The sound of an engine outside came as a welcome distraction, drawing him to the large windows next to the dining table. A guy wearing a ripped T-shirt, shorts, and beat-up running shoes was pushing a mower across Patricia's yard, starting at the back edge and moving inward. He was sweaty, as if he'd been at it awhile. With Lucy's freshly cut lawn behind him, as well as the one next to hers, he probably had been.

Ben would give an awful lot to trade places with him. A little physical activity would go a long way toward easing the knots in his muscles.

The voices down the hall rose and fell, moving from the living room to the front door. Tension spread through him as he continued to watch the yard guy. In a minute, Patricia would walk into the kitchen, and until the doorbell rang again, there would be no excuse not to finish the conversation they'd barely started.

What was the point? She was sorry. He was sorry. Together it meant nothing.

Heels tapped as Patricia came into the room. She made herself a cup of coffee, put a chocolate whoopie pie on a plate, and carried both, with a fork, to the table.

“That's your fifth or sixth cup of coffee since lunch,” he commented.

“I've always needed coffee to get me through the day. Some days require more than others.” Her voice wobbled on the last words, then grew stronger. “Find something over there to eat. You never could make it more than a few hours without sustenance.”

That was a long time ago. I've grown up since then.
He didn't say that, though, but crossed to the counter to scan the offerings. His choice was also a whoopie pie, this one yellow with banana cream filling. He didn't bother with a fork.

When he sat down across from her, she was gazing out the window. “That's Joe Cadore. He's Lucy's neighbor. I tell you, those two take better care of me than—”

My own children.
Ben's jaw tightened, and he squeezed a bit of filling out of the cookie.

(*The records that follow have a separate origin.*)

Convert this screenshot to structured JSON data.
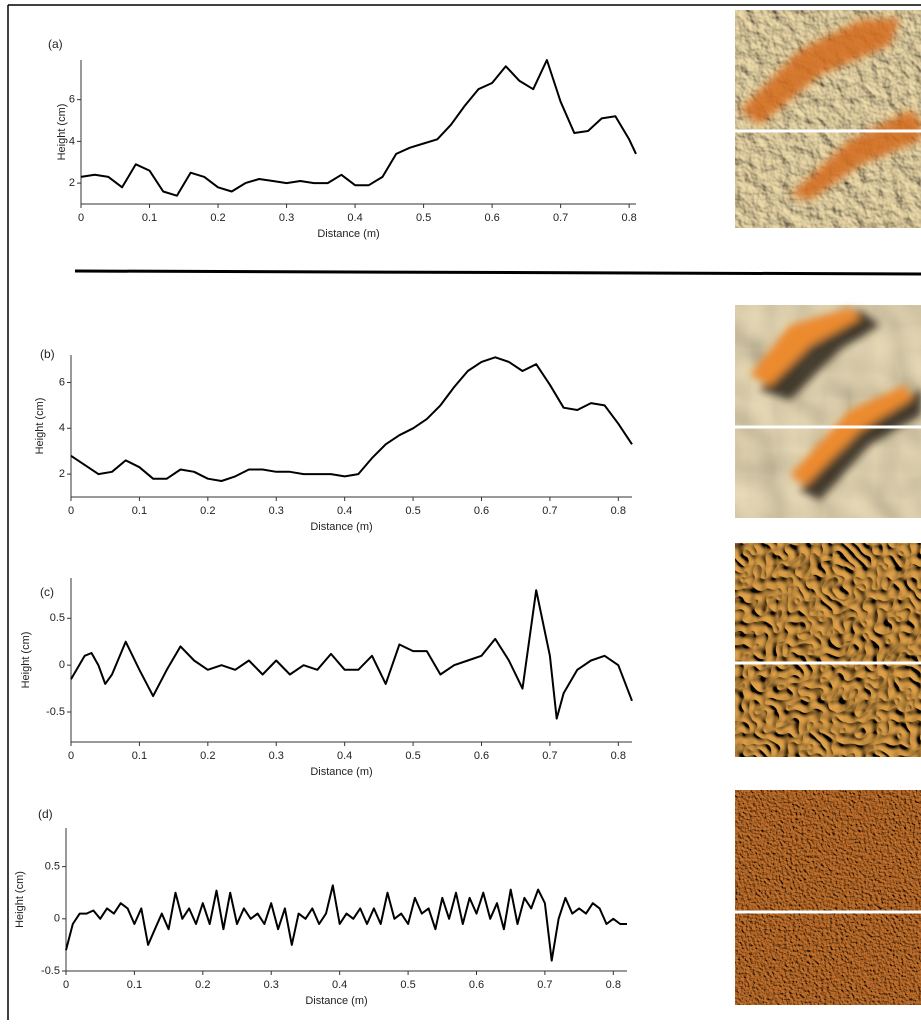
{
  "chart_data": [
    {
      "type": "line",
      "panel_label": "(a)",
      "x_label": "Distance (m)",
      "y_label": "Height (cm)",
      "color": "#000000",
      "x": [
        0,
        0.02,
        0.04,
        0.06,
        0.08,
        0.1,
        0.12,
        0.14,
        0.16,
        0.18,
        0.2,
        0.22,
        0.24,
        0.26,
        0.28,
        0.3,
        0.32,
        0.34,
        0.36,
        0.38,
        0.4,
        0.42,
        0.44,
        0.46,
        0.48,
        0.5,
        0.52,
        0.54,
        0.56,
        0.58,
        0.6,
        0.62,
        0.64,
        0.66,
        0.68,
        0.7,
        0.72,
        0.74,
        0.76,
        0.78,
        0.8,
        0.81
      ],
      "values": [
        2.3,
        2.4,
        2.3,
        1.8,
        2.9,
        2.6,
        1.6,
        1.4,
        2.5,
        2.3,
        1.8,
        1.6,
        2.0,
        2.2,
        2.1,
        2.0,
        2.1,
        2.0,
        2.0,
        2.4,
        1.9,
        1.9,
        2.3,
        3.4,
        3.7,
        3.9,
        4.1,
        4.8,
        5.7,
        6.5,
        6.8,
        7.6,
        6.9,
        6.5,
        7.9,
        5.9,
        4.4,
        4.5,
        5.1,
        5.2,
        4.1,
        3.4
      ],
      "xlim": [
        0,
        0.81
      ],
      "xticks": [
        0,
        0.1,
        0.2,
        0.3,
        0.4,
        0.5,
        0.6,
        0.7,
        0.8
      ],
      "ylim": [
        1,
        7.9
      ],
      "yticks": [
        2,
        4,
        6
      ]
    },
    {
      "type": "line",
      "panel_label": "(b)",
      "x_label": "Distance (m)",
      "y_label": "Height (cm)",
      "color": "#000000",
      "x": [
        0,
        0.02,
        0.04,
        0.06,
        0.08,
        0.1,
        0.12,
        0.14,
        0.16,
        0.18,
        0.2,
        0.22,
        0.24,
        0.26,
        0.28,
        0.3,
        0.32,
        0.34,
        0.36,
        0.38,
        0.4,
        0.42,
        0.44,
        0.46,
        0.48,
        0.5,
        0.52,
        0.54,
        0.56,
        0.58,
        0.6,
        0.62,
        0.64,
        0.66,
        0.68,
        0.7,
        0.72,
        0.74,
        0.76,
        0.78,
        0.8,
        0.82
      ],
      "values": [
        2.8,
        2.4,
        2.0,
        2.1,
        2.6,
        2.3,
        1.8,
        1.8,
        2.2,
        2.1,
        1.8,
        1.7,
        1.9,
        2.2,
        2.2,
        2.1,
        2.1,
        2.0,
        2.0,
        2.0,
        1.9,
        2.0,
        2.7,
        3.3,
        3.7,
        4.0,
        4.4,
        5.0,
        5.8,
        6.5,
        6.9,
        7.1,
        6.9,
        6.5,
        6.8,
        5.9,
        4.9,
        4.8,
        5.1,
        5.0,
        4.2,
        3.3
      ],
      "xlim": [
        0,
        0.82
      ],
      "xticks": [
        0,
        0.1,
        0.2,
        0.3,
        0.4,
        0.5,
        0.6,
        0.7,
        0.8
      ],
      "ylim": [
        1,
        7.2
      ],
      "yticks": [
        2,
        4,
        6
      ]
    },
    {
      "type": "line",
      "panel_label": "(c)",
      "x_label": "Distance (m)",
      "y_label": "Height (cm)",
      "color": "#000000",
      "x": [
        0,
        0.02,
        0.03,
        0.04,
        0.05,
        0.06,
        0.08,
        0.1,
        0.12,
        0.14,
        0.16,
        0.18,
        0.2,
        0.22,
        0.24,
        0.26,
        0.28,
        0.3,
        0.32,
        0.34,
        0.36,
        0.38,
        0.4,
        0.42,
        0.44,
        0.46,
        0.48,
        0.5,
        0.52,
        0.54,
        0.56,
        0.58,
        0.6,
        0.62,
        0.64,
        0.66,
        0.68,
        0.7,
        0.71,
        0.72,
        0.74,
        0.76,
        0.78,
        0.8,
        0.82
      ],
      "values": [
        -0.15,
        0.1,
        0.13,
        0,
        -0.2,
        -0.1,
        0.25,
        -0.05,
        -0.33,
        -0.05,
        0.2,
        0.05,
        -0.05,
        0,
        -0.05,
        0.05,
        -0.1,
        0.05,
        -0.1,
        0,
        -0.05,
        0.12,
        -0.05,
        -0.05,
        0.1,
        -0.2,
        0.22,
        0.15,
        0.15,
        -0.1,
        0,
        0.05,
        0.1,
        0.28,
        0.05,
        -0.25,
        0.8,
        0.1,
        -0.57,
        -0.3,
        -0.05,
        0.05,
        0.1,
        0,
        -0.38
      ],
      "xlim": [
        0,
        0.82
      ],
      "xticks": [
        0,
        0.1,
        0.2,
        0.3,
        0.4,
        0.5,
        0.6,
        0.7,
        0.8
      ],
      "ylim": [
        -0.82,
        0.93
      ],
      "yticks": [
        -0.5,
        0,
        0.5
      ]
    },
    {
      "type": "line",
      "panel_label": "(d)",
      "x_label": "Distance (m)",
      "y_label": "Height (cm)",
      "color": "#000000",
      "x": [
        0,
        0.01,
        0.02,
        0.03,
        0.04,
        0.05,
        0.06,
        0.07,
        0.08,
        0.09,
        0.1,
        0.11,
        0.12,
        0.13,
        0.14,
        0.15,
        0.16,
        0.17,
        0.18,
        0.19,
        0.2,
        0.21,
        0.22,
        0.23,
        0.24,
        0.25,
        0.26,
        0.27,
        0.28,
        0.29,
        0.3,
        0.31,
        0.32,
        0.33,
        0.34,
        0.35,
        0.36,
        0.37,
        0.38,
        0.39,
        0.4,
        0.41,
        0.42,
        0.43,
        0.44,
        0.45,
        0.46,
        0.47,
        0.48,
        0.49,
        0.5,
        0.51,
        0.52,
        0.53,
        0.54,
        0.55,
        0.56,
        0.57,
        0.58,
        0.59,
        0.6,
        0.61,
        0.62,
        0.63,
        0.64,
        0.65,
        0.66,
        0.67,
        0.68,
        0.69,
        0.7,
        0.71,
        0.72,
        0.73,
        0.74,
        0.75,
        0.76,
        0.77,
        0.78,
        0.79,
        0.8,
        0.81,
        0.82
      ],
      "values": [
        -0.3,
        -0.05,
        0.05,
        0.05,
        0.08,
        0,
        0.1,
        0.05,
        0.15,
        0.1,
        -0.05,
        0.1,
        -0.25,
        -0.1,
        0.05,
        -0.1,
        0.25,
        0,
        0.1,
        -0.05,
        0.15,
        -0.05,
        0.27,
        -0.1,
        0.25,
        -0.05,
        0.1,
        0,
        0.05,
        -0.05,
        0.15,
        -0.1,
        0.1,
        -0.25,
        0.05,
        0,
        0.1,
        -0.05,
        0.05,
        0.32,
        -0.05,
        0.05,
        0,
        0.1,
        -0.05,
        0.1,
        -0.05,
        0.25,
        0,
        0.05,
        -0.05,
        0.2,
        0.05,
        0.1,
        -0.1,
        0.2,
        0,
        0.25,
        -0.05,
        0.2,
        0.05,
        0.25,
        0,
        0.15,
        -0.1,
        0.28,
        -0.05,
        0.2,
        0.1,
        0.28,
        0.15,
        -0.4,
        0,
        0.2,
        0.05,
        0.1,
        0.05,
        0.15,
        0.1,
        -0.05,
        0,
        -0.05,
        -0.05
      ],
      "xlim": [
        0,
        0.82
      ],
      "xticks": [
        0,
        0.1,
        0.2,
        0.3,
        0.4,
        0.5,
        0.6,
        0.7,
        0.8
      ],
      "ylim": [
        -0.5,
        0.87
      ],
      "yticks": [
        -0.5,
        0,
        0.5
      ]
    }
  ]
}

“Well,” she went on after an embarrassed moment, “their mothers raised them right. And I didn't stick around to finish raising you or the girls.” Her sigh was wistful. “I never intended to drop out of your lives, Ben. I thought you'd get over the surprise of the divorce and…everything would be fine.”

Ben could believe that. Patricia had never been overly responsible. A free spirit and a dreamer—that was how his father described her. Add in a naïve belief that she could have whatever she wanted, plus a touch of avoiding any reality that she didn't want, and that was his mother.

“I wanted to give you time to adjust, and then I was going to contact you. Then I decided you probably needed a little more time, and a little more, until so much time had passed that I just thought it was better to let things be. There would be lots of chances in the future to resolve things with you three—when we came back from Europe, when George left this command or got that promotion, when he finished his deployment, when he retired…” Another wobble, this one more tearful than before. She cut the cookie into fat chunks with her fork, then began mashing it until nothing but cream-coated crumbs remained.

Lifting her gaze, she smiled faintly. “And here I am with three grown children and three grandchildren who don't know Grandma from a jack-in-the-box.”

Whose fault is that?
She'd
left
them. She'd missed more of their lives than she'd shared. All their birthdays, holidays, important events, all the times they'd wanted and missed and needed her…And now, when it was convenient, she regretted it. Now she wanted from them what she'd refused to give to them.